La inutilidad de las enseñanzas artísticas (Carola Minguet, Religión Confidencial)
Noticia publicada el
martes, 18 de abril de 2023
El Consejo de Ministros ha aprobado el proyecto de ley de las Enseñanzas Artísticas Superiores (conservatorios de danza y música, y centros de arte, diseño y conservación), que plantea un marco normativo básico para equipararlas a las universitarias. No voy a entrar en el texto ni en el tira y afloja entre el Consejo de Universidades y la Conferencia de Decanos de Bellas Artes. Tampoco quiero recelar de los sistemas de calidad universitarios. Estas líneas son, sencillamente, para añorar la presencia (real) de estas disciplinas en cualquier etapa formativa. Para defender su inutilidad.
Kakuzō Okakura, en El libro del té, propone imaginar al primer varón que cortó una flor y se la ofreció a su amada. En ese acto, dice, el hombre primitivo se eleva sobre la bestia. Saltando sobre las necesidades burdas de la naturaleza, se hace humano. Percibiendo la utilidad de lo inútil, entra en el reino del arte. Se ha discutido mucho acerca de qué es lo esencialmente humano. Indudablemente, un rasgo es este aprecio por lo inútil, por lo que no nos procura sustento, refugio o beneficio, sino que nace de una pulsión por lo bello y se traduce en un gesto gratuito. Es decir, una acción tan sencilla como la que señala el autor japonés nos revela como humanos porque, de alguna forma, transparenta el alma. Un alma que nos distingue de los animales (asumo el charco en el que me meto) y que se recrea en la gratuidad y en la belleza.
El problema es que todo esto no parece dar ninguna ventaja competitiva. De hecho, si un egresado en Derecho llegara a una entrevista de trabajo en un bufete de abogados y, al ser preguntado sobre sus aptitudes (soft skills se dicen ahora), adujera ser especialmente sensible al alma, así como a sus movimientos, seguramente lo mirarían alucinados. Más aún, si afirmara con rotundidad que lo que verdaderamente merece la pena en la vida es irremediablemente inútil, igual le vetaban la entrada. Sin embargo, es la pura verdad. Además, da un valor curricular a quien está convencido de ello. Aludo a un argumento que escuché recientemente a José María Contreras en una conferencia para tratar de explicarlo…
Si bien hay unanimidad en que, en pocos años, casi todo se va a hacer con inteligencia artificial, los trabajos que queden reservados para los hombres serán los que precisen de aptitudes incondicionalmente humanas. Y nada prepara más en humanidad que el arte, la literatura o el pensamiento. En su opinión, cuanto más humano sea alguien (esto es, cuanto menos maquinal) más posibilidades laborales tendrá. Igualmente, el joven profesor sevillano alertó de la trampa de aquellos estudios focalizados en técnicas y competencias. El mundo es turbulento, incierto. Si te preparas de una manera constreñida para un desempeño muy concreto, ¿quién te dice que en unos años seguirás siendo necesario? Si te conviertes en un instrumento, puedes quedar obsoleto. Y los objetos trasnochados van al vertedero o se reciclan en el mejor de los casos. Por otro lado, ¿cómo prepararse para un oficio del mañana, si no sabemos qué va a deparar el futuro?

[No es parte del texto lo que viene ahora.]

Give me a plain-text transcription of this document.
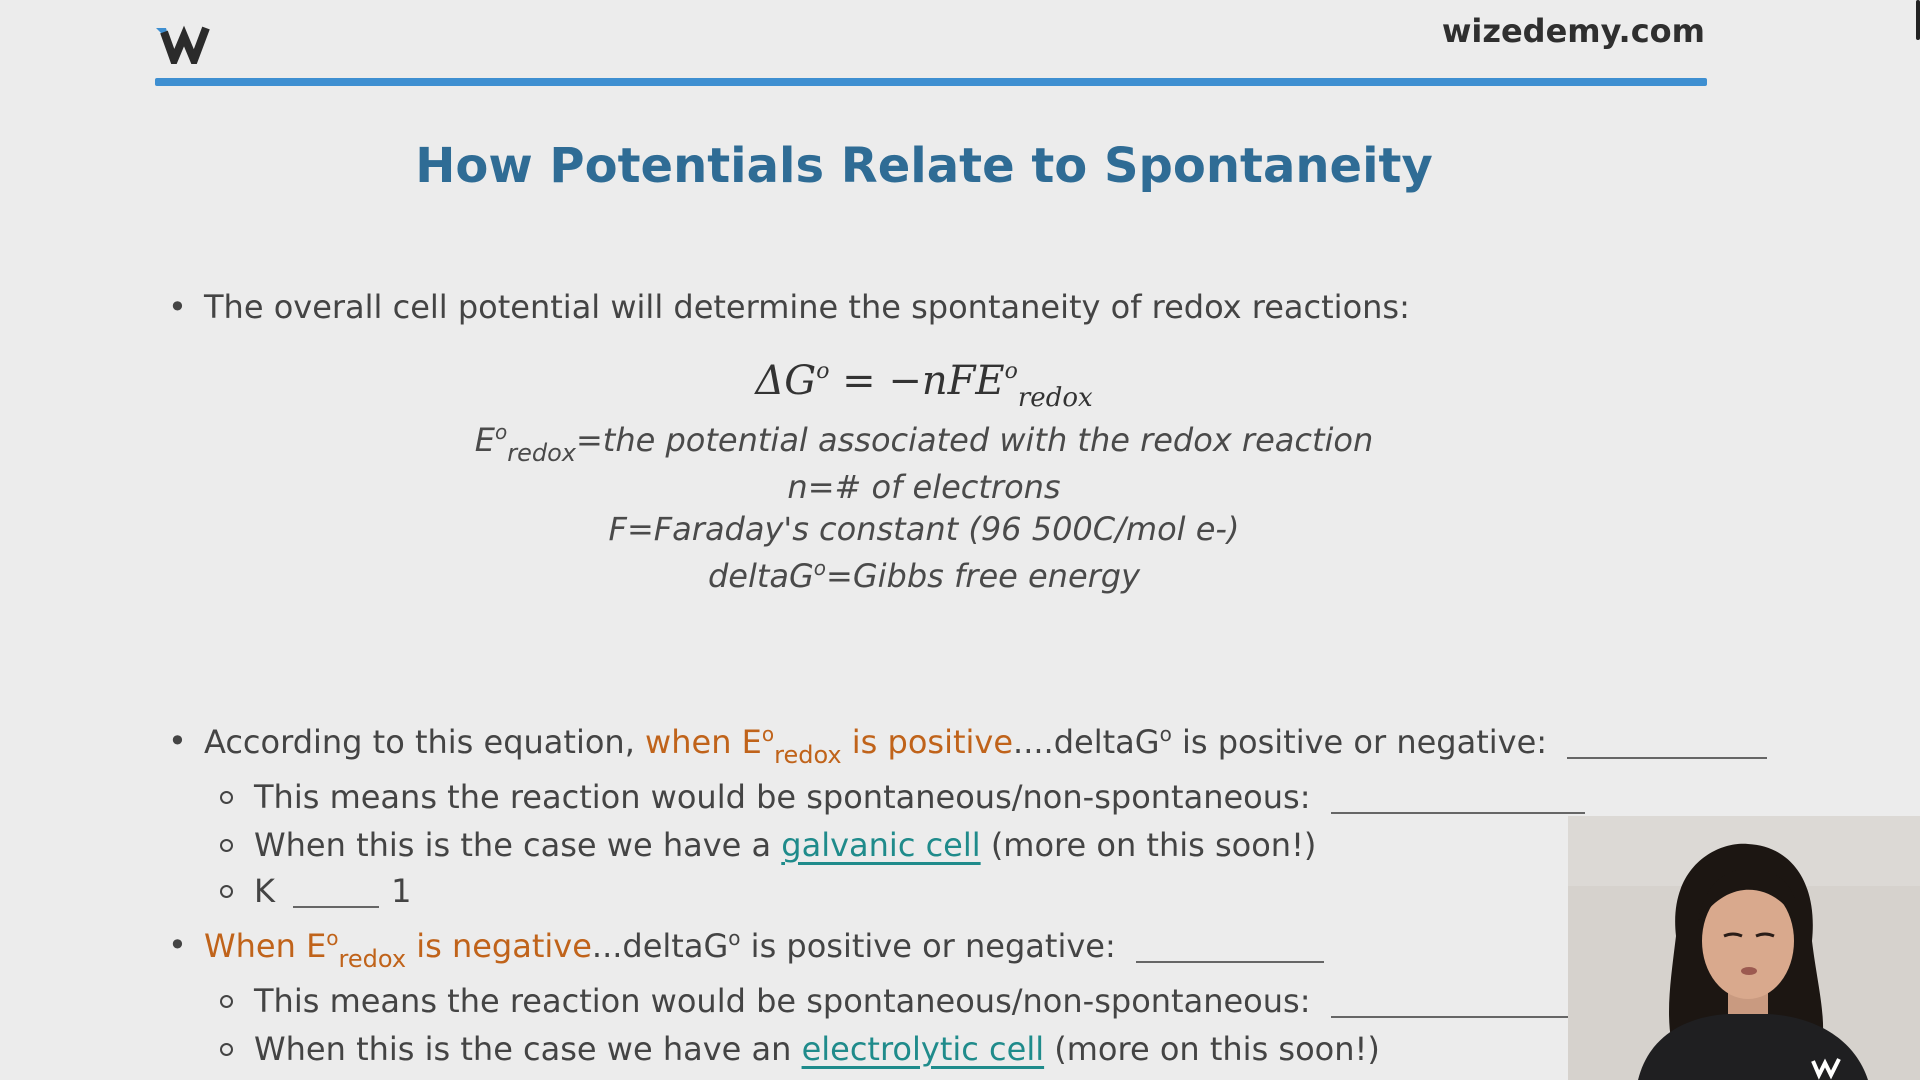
wizedemy.com
How Potentials Relate to Spontaneity
• The overall cell potential will determine the spontaneity of redox reactions:
$\Delta G^o = -nFE^o_{redox}$
$E^o_{redox}=the$ potential associated with the redox reaction
n=# of electrons
F=Faraday's constant (96 500C/mol e-)
deltaG$^o$=Gibbs free energy
• According to this equation, when $E^o_{redox}$ is positive....deltaG$^o$ is positive or negative:
This means the reaction would be spontaneous/non-spontaneous:
When this is the case we have a galvanic cell (more on this soon!)
K	1
• When $E^o_{redox}$ is negative...deltaG$^o$ is positive or negative:
This means the reaction would be spontaneous/non-spontaneous:
When this is the case we have an electrolytic cell (more on this soon!)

Por eso lo artístico, como lo humanístico, siempre da una ventaja educativa fundamental, precisamente porque parte de la inutilidad. Además, no está reservado a determinadas titulaciones; una ingeniería puede incluirlo, como también Medicina, Magisterio, Arquitectura. Cualquier grado.Tampoco es exclusivo del universitario pues, quien esté dispuesto a perder (o ganar, según se mire) el tiempo, puede acceder a un conocimiento gratuito que trasciende los libros y los museos. De hecho, tanto los primeros como los segundos son plataformas, vías de acceso, que incluso pueden resultar inoperantes si sólo llevan a engordar la razón y no conmueven el corazón. Si no te abren a la belleza resultarán en vano. Porque la belleza activa la trascendencia. Nos lleva a reconocer que no somos de aquí.
Les dejo, al respecto, uno de los fragmentos más veraces de El despertar de la señorita Prim:
«Me han dicho que valora usted la delicadeza y que añora la belleza -continuó el anciano-. Busque entonces la belleza, señorita Prim. Búsquela en el silencio, búsquela en la calma, búsquela en medio de la noche y búsquela también en la aurora. Deténgase a cerrar las puertas mientras la busca, y no se sorprenda si descubre que ella no vive en los museos ni se esconde en los palacios. No se sorprenda si descubre finalmente que la belleza no es un qué, sino un quién».